Not Just Disclosure Integration
The CFPB integration proposal goes beyond integration of disclosures to the reconciliation of other differences between Regulations X and Z. According to the CFPB, “the integrated disclosure mandate requires the Bureau to reconcile what Congress did not.” The proposal would redefine the term “application,” alter the coverage of the regulations, and change the timing and responsibility rules for providing closing disclosures. In addition, the CFPB proposes to:
• Until the Loan Estimate has been received, prohibit the collection of any fees other than a credit report fee as provided by Reg. X instead of the broader “credit history” fee of Reg. Z.
• Prohibit the collection of any fees other than a credit report fee until the consumer has indicated “an intent to proceed with the loan,” as specified by Reg. X amendments that took effect in 2010.
• Require the credit report fee to be accurately described as a credit report fee, not as an “application fee.”
• Allow preliminary estimates only if they are clearly labeled as not the Loan Estimate.
• Continue requiring the Reg. X Special Information Booklet, perhaps incorporating material from the Reg. Z ARM (CHARM) booklet.
• Prohibit a creditor from requiring a consumer to verify any information the consumer provided with the application, as proscribed by Reg. X effective in 2010.
• Incorporate the disclosure tolerances of Reg. X implemented in 2010, modified to extend the zero tolerance to fees paid affiliate providers and providers for whom a consumer cannot shop.

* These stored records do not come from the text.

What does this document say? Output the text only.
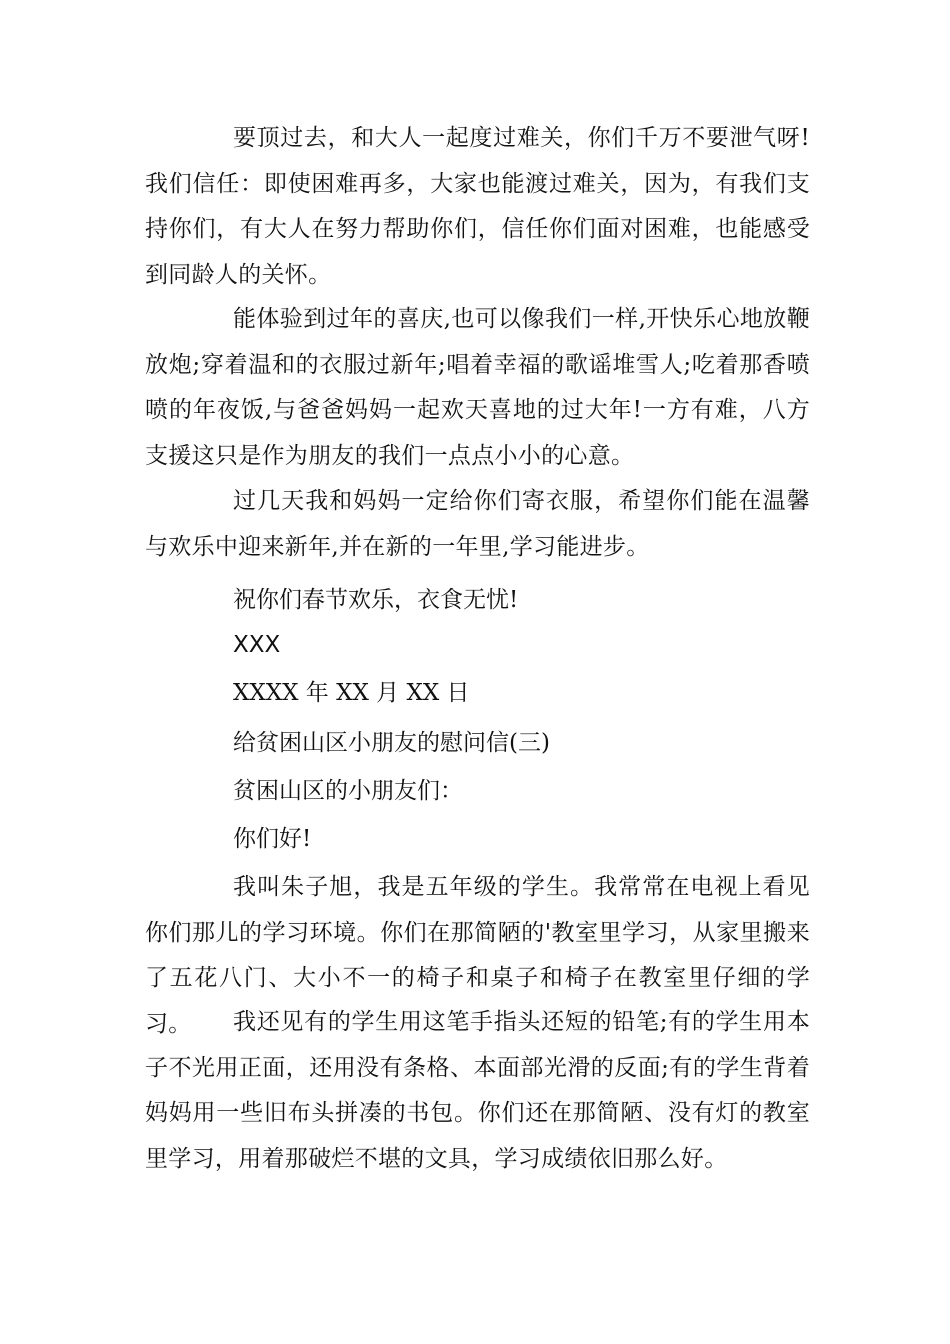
要顶过去，和大人一起度过难关，你们千万不要泄气呀!我们信任：即使困难再多，大家也能渡过难关，因为，有我们支持你们，有大人在努力帮助你们，信任你们面对困难，也能感受到同龄人的关怀。

能体验到过年的喜庆,也可以像我们一样,开快乐心地放鞭放炮;穿着温和的衣服过新年;唱着幸福的歌谣堆雪人;吃着那香喷喷的年夜饭,与爸爸妈妈一起欢天喜地的过大年!一方有难，八方支援这只是作为朋友的我们一点点小小的心意。

过几天我和妈妈一定给你们寄衣服，希望你们能在温馨与欢乐中迎来新年,并在新的一年里,学习能进步。

祝你们春节欢乐，衣食无忧!

XXX

XXXX 年 XX 月 XX 日

给贫困山区小朋友的慰问信(三)

贫困山区的小朋友们：

你们好!

我叫朱子旭，我是五年级的学生。我常常在电视上看见你们那儿的学习环境。你们在那简陋的'教室里学习，从家里搬来了五花八门、大小不一的椅子和桌子和椅子在教室里仔细的学习。	我还见有的学生用这笔手指头还短的铅笔;有的学生用本子不光用正面，还用没有条格、本面部光滑的反面;有的学生背着妈妈用一些旧布头拼凑的书包。你们还在那简陋、没有灯的教室里学习，用着那破烂不堪的文具，学习成绩依旧那么好。
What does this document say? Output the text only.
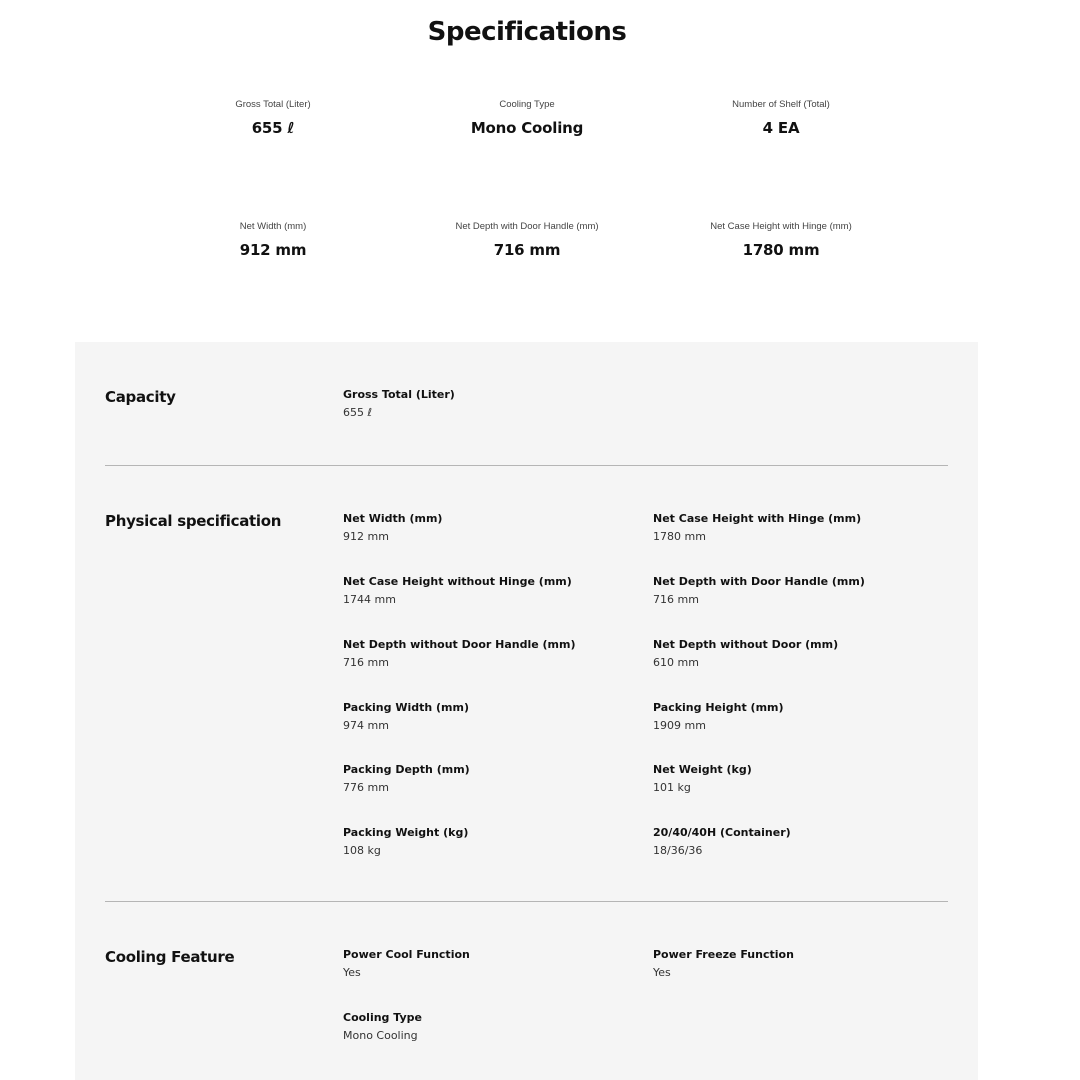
Specifications
Gross Total (Liter)
655 ℓ
Cooling Type
Mono Cooling
Number of Shelf (Total)
4 EA
Net Width (mm)
912 mm
Net Depth with Door Handle (mm)
716 mm
Net Case Height with Hinge (mm)
1780 mm
Capacity	Gross Total (Liter)
655 ℓ
Physical specification	Net Width (mm)
912 mm
Net Case Height with Hinge (mm)
1780 mm
Net Case Height without Hinge (mm)
1744 mm
Net Depth with Door Handle (mm)
716 mm
Net Depth without Door Handle (mm)
716 mm
Net Depth without Door (mm)
610 mm
Packing Width (mm)
974 mm
Packing Height (mm)
1909 mm
Packing Depth (mm)
776 mm
Net Weight (kg)
101 kg
Packing Weight (kg)
108 kg
20/40/40H (Container)
18/36/36
Cooling Feature	Power Cool Function
Yes
Power Freeze Function
Yes
Cooling Type
Mono Cooling
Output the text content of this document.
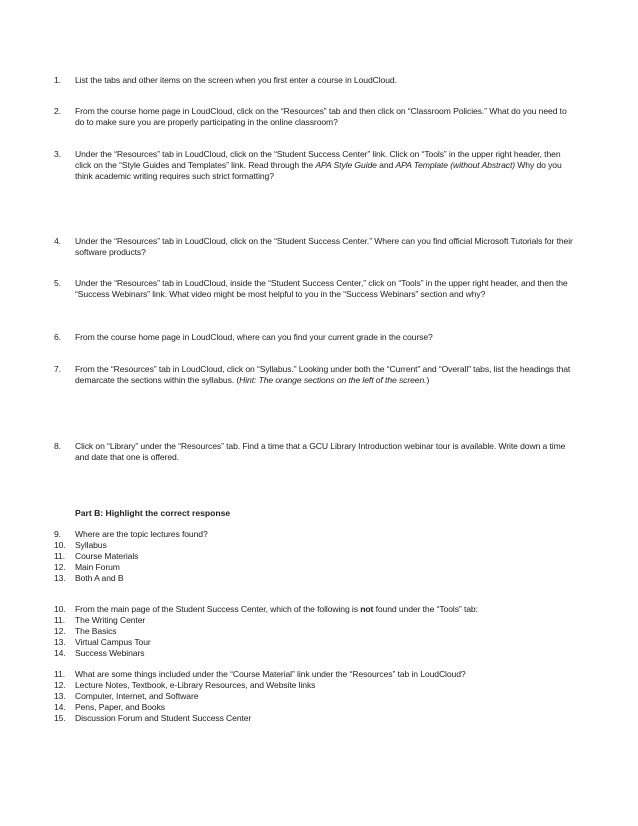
1.	List the tabs and other items on the screen when you first enter a course in LoudCloud.
2.	From the course home page in LoudCloud, click on the “Resources” tab and then click on “Classroom Policies.” What do you need to do to make sure you are properly participating in the online classroom?
3.	Under the “Resources” tab in LoudCloud, click on the “Student Success Center” link. Click on “Tools” in the upper right header, then click on the “Style Guides and Templates” link. Read through the APA Style Guide and APA Template (without Abstract) Why do you think academic writing requires such strict formatting?
4.	Under the “Resources” tab in LoudCloud, click on the “Student Success Center.” Where can you find official Microsoft Tutorials for their software products?
5.	Under the “Resources” tab in LoudCloud, inside the “Student Success Center,” click on “Tools” in the upper right header, and then the “Success Webinars” link. What video might be most helpful to you in the “Success Webinars” section and why?
6.	From the course home page in LoudCloud, where can you find your current grade in the course?
7.	From the “Resources” tab in LoudCloud, click on “Syllabus.” Looking under both the “Current” and “Overall” tabs, list the headings that demarcate the sections within the syllabus. (Hint: The orange sections on the left of the screen.)
8.	Click on “Library” under the “Resources” tab. Find a time that a GCU Library Introduction webinar tour is available. Write down a time and date that one is offered.
Part B: Highlight the correct response
9.	Where are the topic lectures found?
10.	Syllabus
11.	Course Materials
12.	Main Forum
13.	Both A and B
10.	From the main page of the Student Success Center, which of the following is not found under the “Tools” tab:
11.	The Writing Center
12.	The Basics
13.	Virtual Campus Tour
14.	Success Webinars
11.	What are some things included under the “Course Material” link under the “Resources” tab in LoudCloud?
12.	Lecture Notes, Textbook, e-Library Resources, and Website links
13.	Computer, Internet, and Software
14.	Pens, Paper, and Books
15.	Discussion Forum and Student Success Center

• Adjust the Reg. X limitations on revised Loan Estimates, including the definition of “changed circumstances.”
• Allow waiver of waiting periods in the event of bona fide personal emergencies.
• Permit average pricing.
• Require relevant Closing Disclosures to the seller if one is involved in a transaction.
• Require close communication and cooperation to ensure accurate disclosure, both with mortgage brokers and settlement service providers.
• Prohibit providing disclosures of estimated and actual costs at the same time (such as a revised Loan Estimate and a Closing Disclosure).
• Require the retention of evidence of compliance (electronic is fine) for 3 years for Loan Estimates and 5 years for Closing Disclosures.
• Require states with existing exemptions from TILA (Maine, Connecticut, Massachusetts, Oklahoma and Wyoming) to conform their laws if they wish to retain their exemptions.
The CFPB offered a small carrot to community banks, by suggesting in several instances that different rules might be appropriate for smaller institutions, including a longer implementation period. Of course, small banks that sell their loans to big banks – despite the continuing missteps of their larger brethren – would probably be required by their big partners to comply with the big boy rules … or perhaps it’s time to cut the cord.